People of all political persuasions can be “anti-science” if science gets in the way of their political visions and interests. Democrats and Republicans, progressives and conservatives, and even scientists themselves turn anti-science at moments. And some of those so-called anti-science moments are justified. Research has no conscience of its own. Science always needs ethical guidance. Dr. Frankenstein—or worse—is always waiting in the wings to perform unspeakable experiments. In that light, anti-science (or at least extra-science) is a corrective. It tells us what we ought not to do. When anti-science speaks, we have to weigh its arguments with care.

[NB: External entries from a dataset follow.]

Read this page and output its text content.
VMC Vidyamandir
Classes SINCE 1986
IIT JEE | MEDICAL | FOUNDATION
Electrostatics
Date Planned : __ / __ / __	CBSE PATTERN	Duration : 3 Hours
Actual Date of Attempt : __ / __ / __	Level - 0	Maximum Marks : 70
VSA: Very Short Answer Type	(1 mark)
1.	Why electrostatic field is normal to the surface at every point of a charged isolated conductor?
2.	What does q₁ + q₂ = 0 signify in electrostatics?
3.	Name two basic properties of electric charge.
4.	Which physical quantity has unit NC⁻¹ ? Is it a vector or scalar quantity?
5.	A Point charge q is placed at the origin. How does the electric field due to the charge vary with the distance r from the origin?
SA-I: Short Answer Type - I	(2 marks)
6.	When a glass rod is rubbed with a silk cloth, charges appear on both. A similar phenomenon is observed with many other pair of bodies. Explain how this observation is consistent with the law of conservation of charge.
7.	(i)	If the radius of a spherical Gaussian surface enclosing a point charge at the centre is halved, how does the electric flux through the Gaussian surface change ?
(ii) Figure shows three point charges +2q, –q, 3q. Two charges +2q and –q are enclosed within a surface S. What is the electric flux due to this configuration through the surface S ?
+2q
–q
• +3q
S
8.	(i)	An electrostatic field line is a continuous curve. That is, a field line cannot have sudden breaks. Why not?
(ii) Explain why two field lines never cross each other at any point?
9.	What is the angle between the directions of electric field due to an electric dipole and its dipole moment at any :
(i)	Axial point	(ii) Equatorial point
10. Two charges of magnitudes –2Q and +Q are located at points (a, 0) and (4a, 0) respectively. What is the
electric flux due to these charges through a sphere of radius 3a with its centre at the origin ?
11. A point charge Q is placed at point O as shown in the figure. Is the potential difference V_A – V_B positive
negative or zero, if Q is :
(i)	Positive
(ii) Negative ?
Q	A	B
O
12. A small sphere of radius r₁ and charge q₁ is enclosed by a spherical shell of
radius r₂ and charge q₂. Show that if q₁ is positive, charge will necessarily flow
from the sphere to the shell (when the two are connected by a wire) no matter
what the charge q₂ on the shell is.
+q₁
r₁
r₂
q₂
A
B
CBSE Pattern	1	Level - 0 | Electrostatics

Science properly pursued sets rigorous, testable hypotheses. It regards all theories as open to question and revision. It worries about contradictions between otherwise well-tested theories, such as the famous incompatibility between relativity and quantum theory. Some scientists long for a “complete” science in which some version of universal determinism is upheld, but that wish is not itself scientific. Real science is open-ended.

In that light, accusing the other side of an argument as “anti-science” ought to be dismissed as cheap rhetoric. The academic left’s version of this, whether it is launched at conservatives in general or President Trump in particular, just lowers the level of intellectual debate. We can do better. And the AAUP in its eagerness to tag Trump as anti-science has just blundered rather badly.